Dossier : IMM-8541-12

Référence : 2013 CF 673

[TRADUCTION FRANÇAISE CERTIFIÉE, NON RÉVISÉE]

Toronto (Ontario), le 18 juin 2013

En présence de monsieur le juge O’Reilly

 

 

ENTRE :

 

MING XUAN

 

 

 

demandeur

 

et

 

 

 

LE MINISTRE DE LA CITOYENNETÉ ET DE L’IMMIGRATION

 

 

 

défendeur

 

 

 

 

 

MOTIFS DU JUGEMENT ET JUGEMENT

 

I.          Aperçu

 

[1]               Monsieur Ming Xuan a demandé l’asile au Canada au motif qu’il craint la persécution religieuse en Chine à titre de chrétien. Il affirme que le Bureau de la sécurité publique (le BSP) a effectué en Chine une descente à la maison‑église qu’il fréquentait et veut désormais l’arrêter.

 

[2]               Avant son audience devant la Commission de l’immigration et du statut de réfugié, M. Xuan a demandé au commissaire de se récuser parce que son taux d’acceptation de demandes d’asile en 2011 s’établissait à zéro.

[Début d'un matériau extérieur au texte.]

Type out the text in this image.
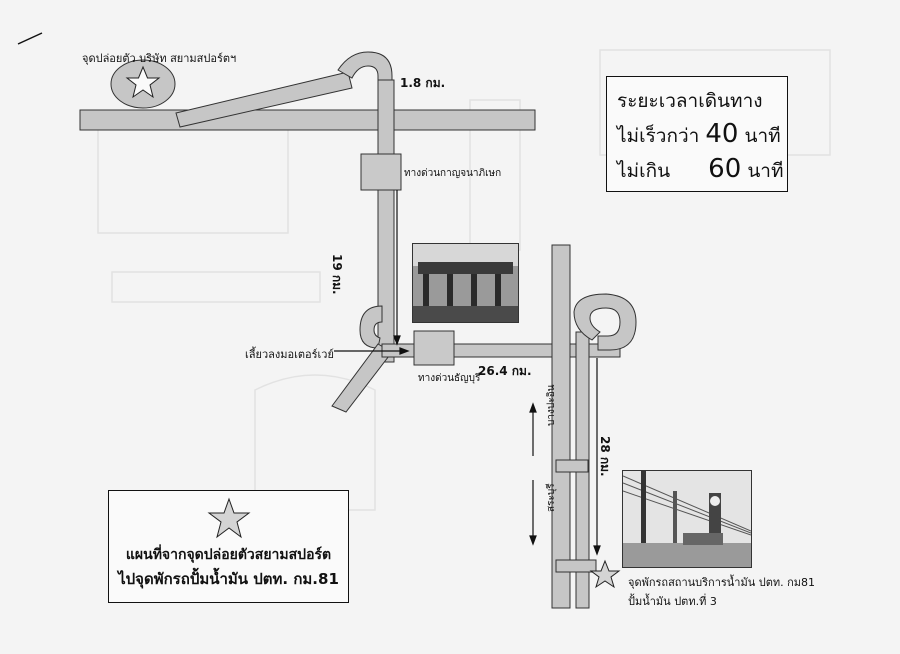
จุดปล่อยตัว บริษัท สยามสปอร์ตฯ
1.8 กม.
ทางด่วนกาญจนาภิเษก
19 กม.
เลี้ยวลงมอเตอร์เวย์
ทางด่วนธัญบุรี
26.4 กม.
บางปะอิน
สระบุรี
28 กม.
จุดพักรถสถานบริการน้ำมัน ปตท. กม81
ปั้มน้ำมัน ปตท.ที่ 3
ระยะเวลาเดินทาง
ไม่เร็วกว่า 40 นาที
ไม่เกิน 60 นาที
แผนที่จากจุดปล่อยตัวสยามสปอร์ต
ไปจุดพักรถปั้มน้ำมัน ปตท. กม.81
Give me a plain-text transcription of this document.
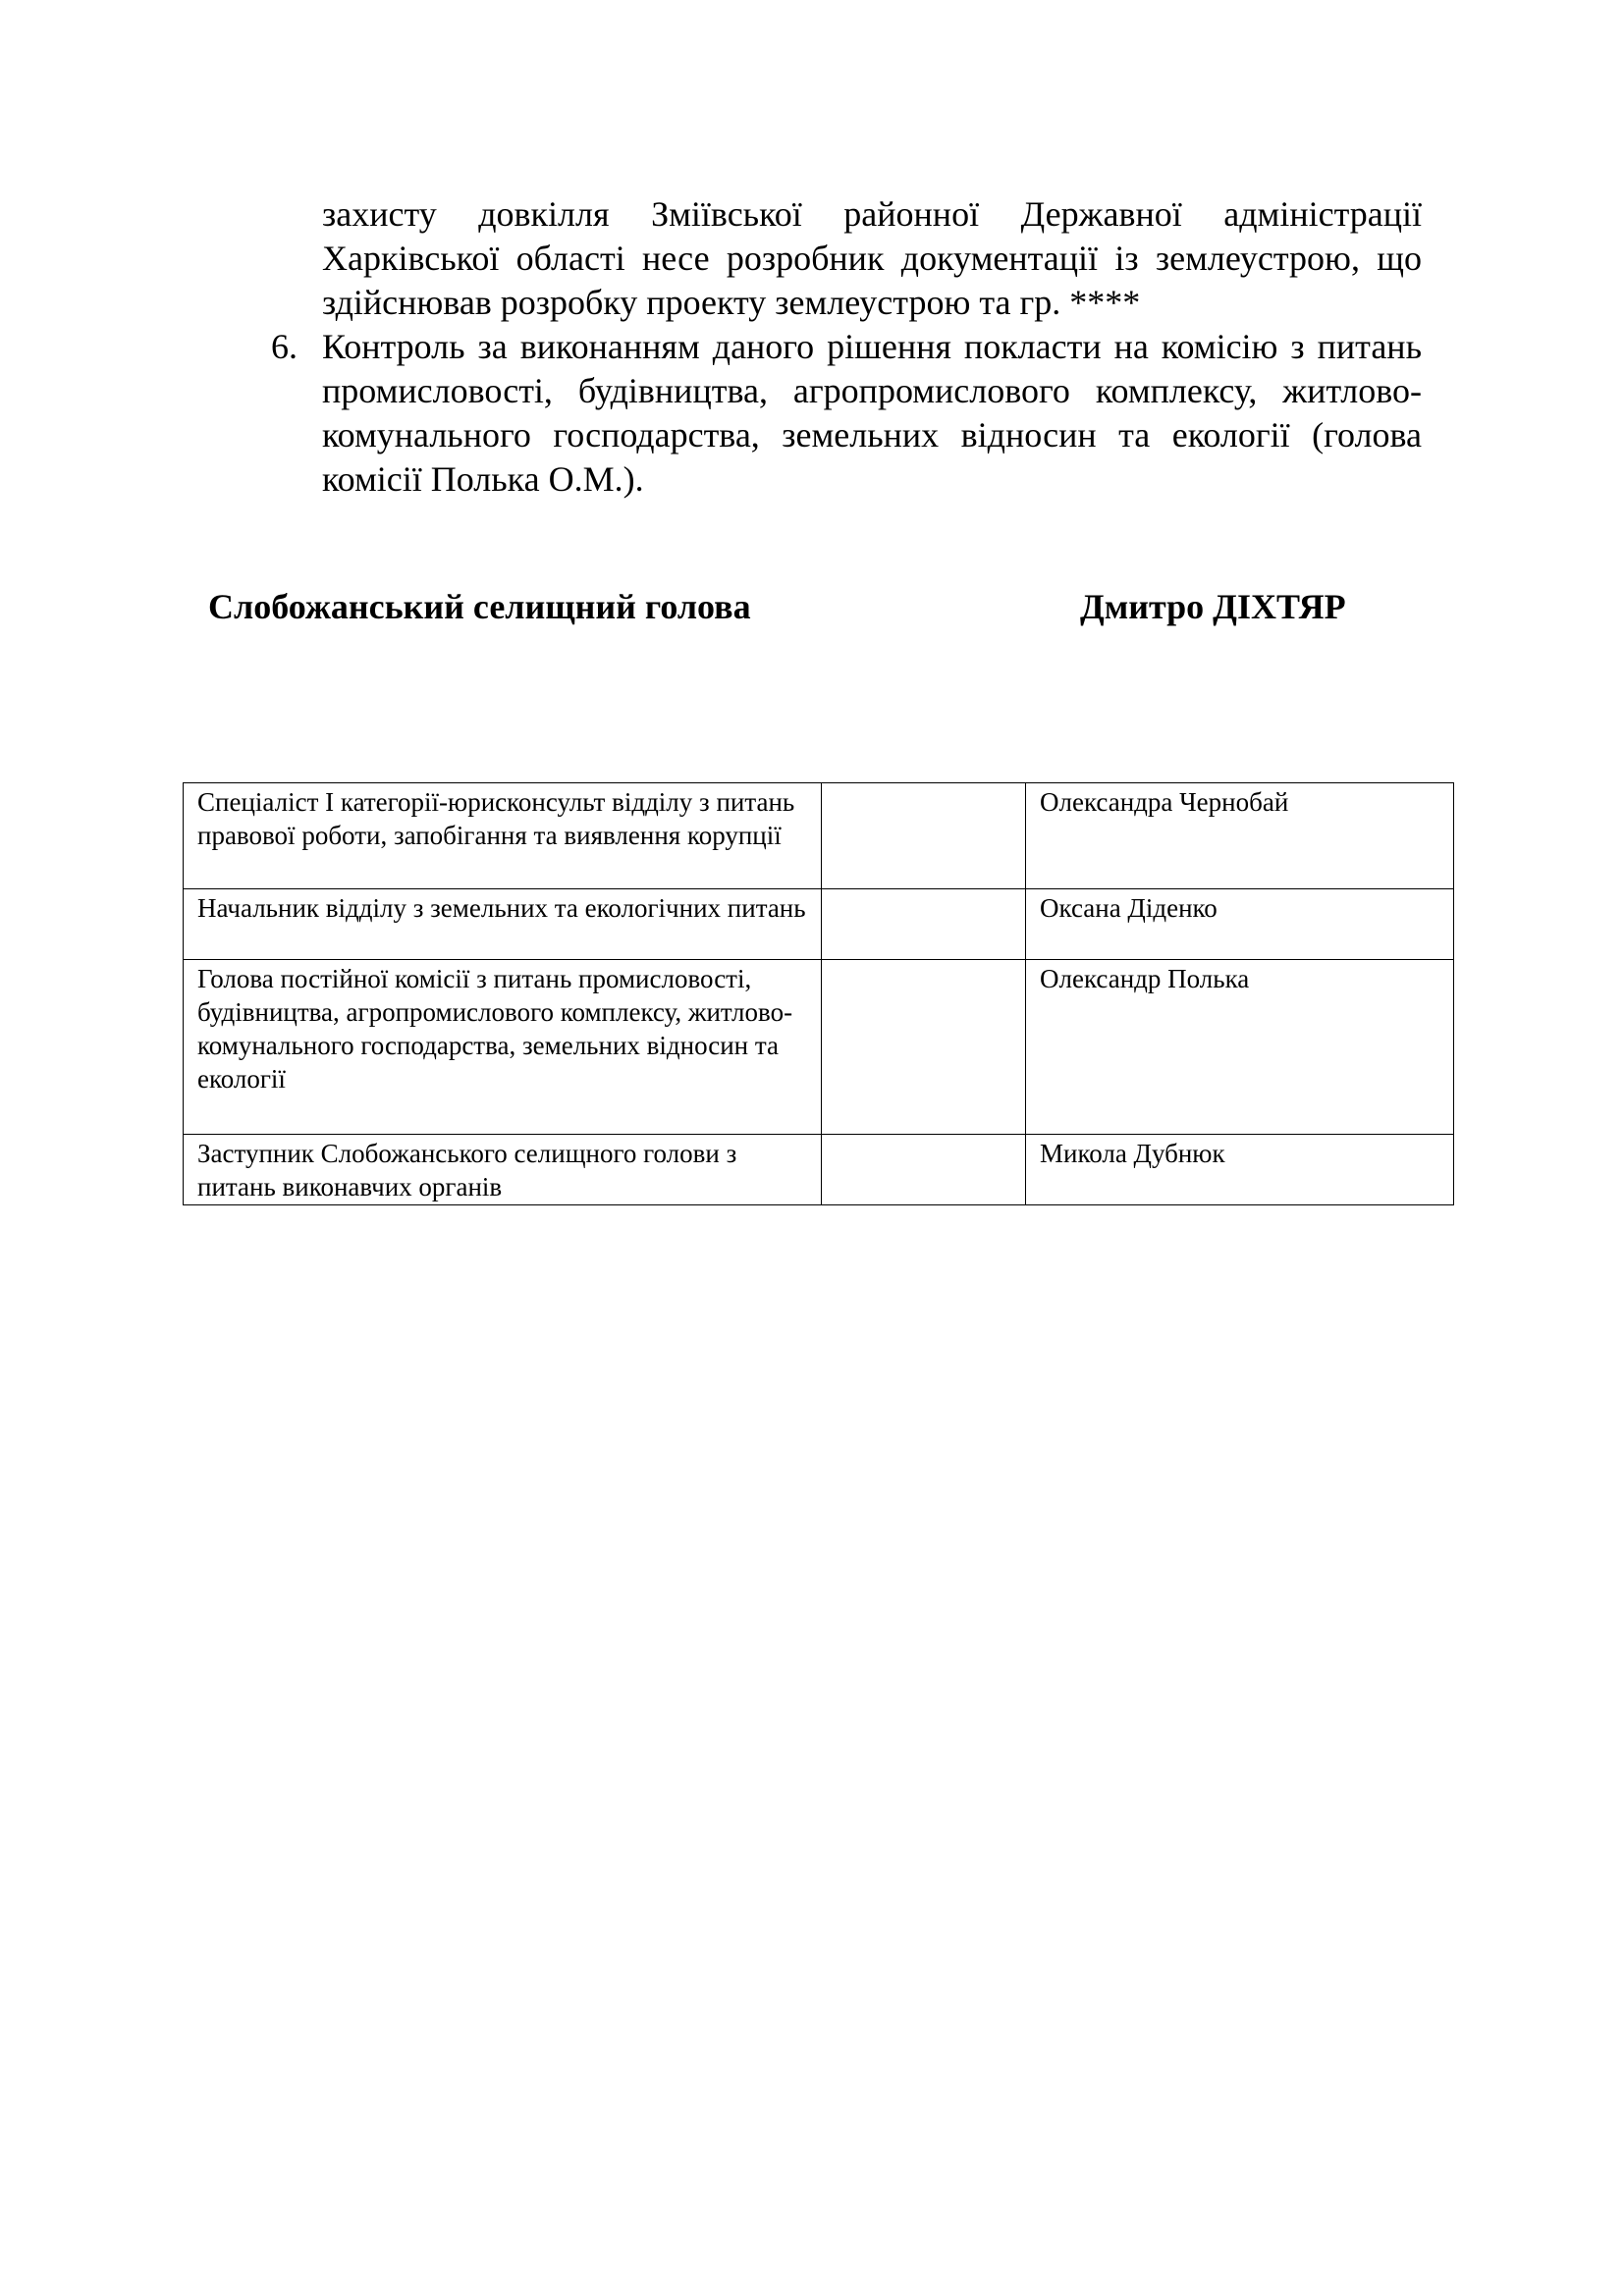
захисту довкілля Зміївської районної Державної адміністрації Харківської області несе розробник документації із землеустрою, що здійснював розробку проекту землеустрою та гр. ****

6. Контроль за виконанням даного рішення покласти на комісію з питань промисловості, будівництва, агропромислового комплексу, житлово-комунального господарства, земельних відносин та екології (голова комісії Полька О.М.).

Слобожанський селищний голова	Дмитро ДІХТЯР
Спеціаліст І категорії-юрисконсульт відділу з питань правової роботи, запобігання та виявлення корупції		Олександра Чернобай
Начальник відділу з земельних та екологічних питань		Оксана Діденко
Голова постійної комісії з питань промисловості, будівництва, агропромислового комплексу, житлово-комунального господарства, земельних відносин та екології		Олександр Полька
Заступник Слобожанського селищного голови з питань виконавчих органів		Микола Дубнюк
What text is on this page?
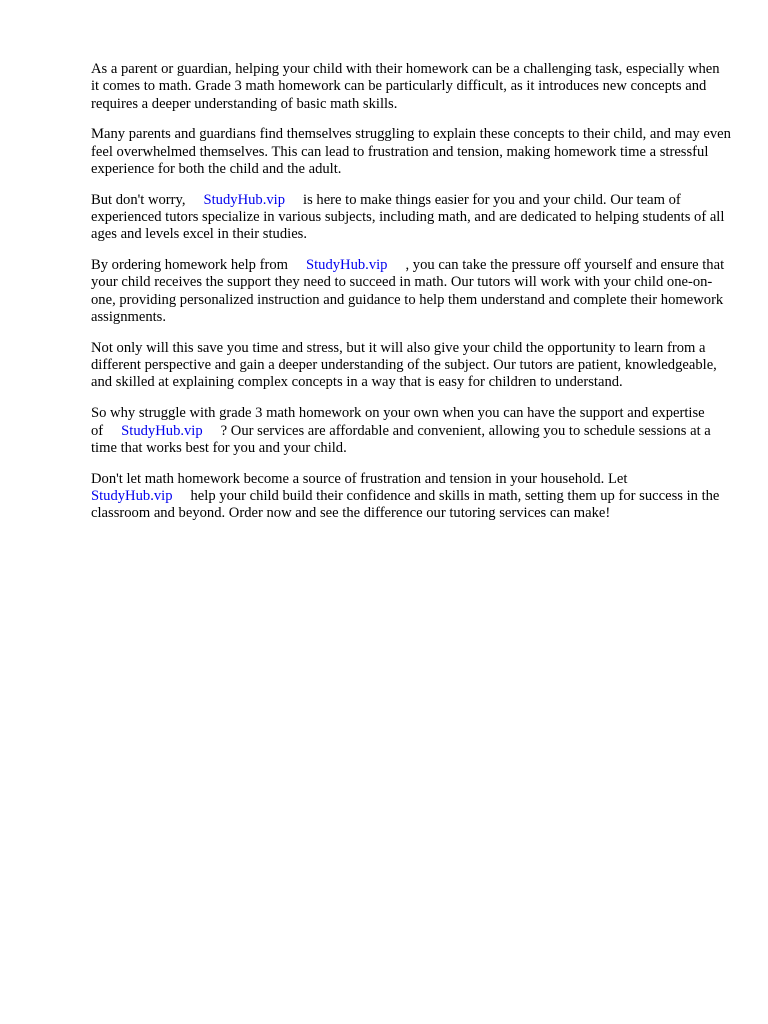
As a parent or guardian, helping your child with their homework can be a challenging task, especially when it comes to math. Grade 3 math homework can be particularly difficult, as it introduces new concepts and requires a deeper understanding of basic math skills.

Many parents and guardians find themselves struggling to explain these concepts to their child, and may even feel overwhelmed themselves. This can lead to frustration and tension, making homework time a stressful experience for both the child and the adult.

But don't worry, StudyHub.vip is here to make things easier for you and your child. Our team of experienced tutors specialize in various subjects, including math, and are dedicated to helping students of all ages and levels excel in their studies.

By ordering homework help from StudyHub.vip , you can take the pressure off yourself and ensure that your child receives the support they need to succeed in math. Our tutors will work with your child one-on-one, providing personalized instruction and guidance to help them understand and complete their homework assignments.

Not only will this save you time and stress, but it will also give your child the opportunity to learn from a different perspective and gain a deeper understanding of the subject. Our tutors are patient, knowledgeable, and skilled at explaining complex concepts in a way that is easy for children to understand.

So why struggle with grade 3 math homework on your own when you can have the support and expertise of StudyHub.vip ? Our services are affordable and convenient, allowing you to schedule sessions at a time that works best for you and your child.

Don't let math homework become a source of frustration and tension in your household. Let StudyHub.vip help your child build their confidence and skills in math, setting them up for success in the classroom and beyond. Order now and see the difference our tutoring services can make!
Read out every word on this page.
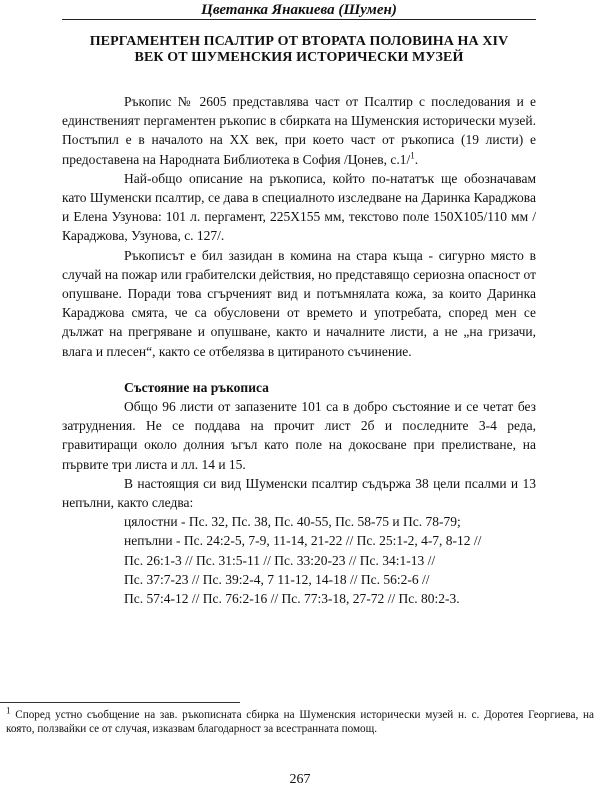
Цветанка Янакиева (Шумен)
ПЕРГАМЕНТЕН ПСАЛТИР ОТ ВТОРАТА ПОЛОВИНА НА XIV
ВЕК ОТ ШУМЕНСКИЯ ИСТОРИЧЕСКИ МУЗЕЙ

Ръкопис № 2605 представлява част от Псалтир с последования и е единственият пергаментен ръкопис в сбирката на Шуменския исторически музей. Постъпил е в началото на XX век, при което част от ръкописа (19 листи) е предоставена на Народната Библиотека в София /Цонев, с.1/$^1$.

Най-общо описание на ръкописа, който по-нататък ще обозначавам като Шуменски псалтир, се дава в специалното изследване на Даринка Караджова и Елена Узунова: 101 л. пергамент, 225Х155 мм, текстово поле 150Х105/110 мм /Караджова, Узунова, с. 127/.

Ръкописът е бил зазидан в комина на стара къща - сигурно място в случай на пожар или грабителски действия, но представящо сериозна опасност от опушване. Поради това сгърченият вид и потъмнялата кожа, за които Даринка Караджова смята, че са обусловени от времето и употребата, според мен се дължат на прегряване и опушване, както и началните листи, а не „на гризачи, влага и плесен“, както се отбелязва в цитираното съчинение.

Състояние на ръкописа

Общо 96 листи от запазените 101 са в добро състояние и се четат без затруднения. Не се поддава на прочит лист 2б и последните 3-4 реда, гравитиращи около долния ъгъл като поле на докосване при прелистване, на първите три листа и лл. 14 и 15.

В настоящия си вид Шуменски псалтир съдържа 38 цели псалми и 13 непълни, както следва:

цялостни - Пс. 32, Пс. 38, Пс. 40-55, Пс. 58-75 и Пс. 78-79;
непълни - Пс. 24:2-5, 7-9, 11-14, 21-22 // Пс. 25:1-2, 4-7, 8-12 //
Пс. 26:1-3 // Пс. 31:5-11 // Пс. 33:20-23 // Пс. 34:1-13 //
Пс. 37:7-23 // Пс. 39:2-4, 7 11-12, 14-18 // Пс. 56:2-6 //
Пс. 57:4-12 // Пс. 76:2-16 // Пс. 77:3-18, 27-72 // Пс. 80:2-3.
$^1$ Според устно съобщение на зав. ръкописната сбирка на Шуменския исторически музей н. с. Доротея Георгиева, на която, ползвайки се от случая, изказвам благодарност за всестранната помощ.
267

M. Xuan a soutenu que cet élément de preuve établissait une crainte raisonnable de partialité de la part du commissaire.

 

[3]               Le commissaire a rejeté la demande de M. Xuan en affirmant qu’on ne peut pas établir seulement au moyen de statistiques une crainte raisonnable de partialité. Il a ensuite examiné le bien-fondé de la demande d’asile de M. Xuan et a rejeté celle‑ci, concluant que M. Xuan n’avait pas établi son identité ni fourni d’éléments de preuve crédibles à l’appui de sa demande d’asile.

 

[4]               M. Xuan soutient que le commissaire l’a traité de façon injuste en rejetant sa requête en récusation. De plus, il soutient que les conclusions de la Commission concernant ses pièces d’identité et autres éléments de preuve sont déraisonnables. Il me demande d’annuler la décision de la Commission et d’ordonner une nouvelle audience devant un autre commissaire.

 

[5]               Je ne vois aucune raison pour infirmer la décision de la Commission et je dois, par conséquent, rejeter la présente demande de contrôle judiciaire. J’estime que la Commission n’a pas traité M. Xuan de manière injuste en rejetant sa requête en récusation; la Cour a confirmé qu’on ne peut pas établir au moyen de simples statistiques une crainte raisonnable de partialité. De plus, la conclusion de la Commission, selon laquelle M. Xuan n’a pas étayé sa demande d’asile au moyen d’éléments de preuve crédibles, n’était pas déraisonnable.

 

[6]               Il y a deux questions en litige :

 

1.         La Commission a‑t‑elle traité M. Xuan de manière injuste en rejetant sa requête en récusation?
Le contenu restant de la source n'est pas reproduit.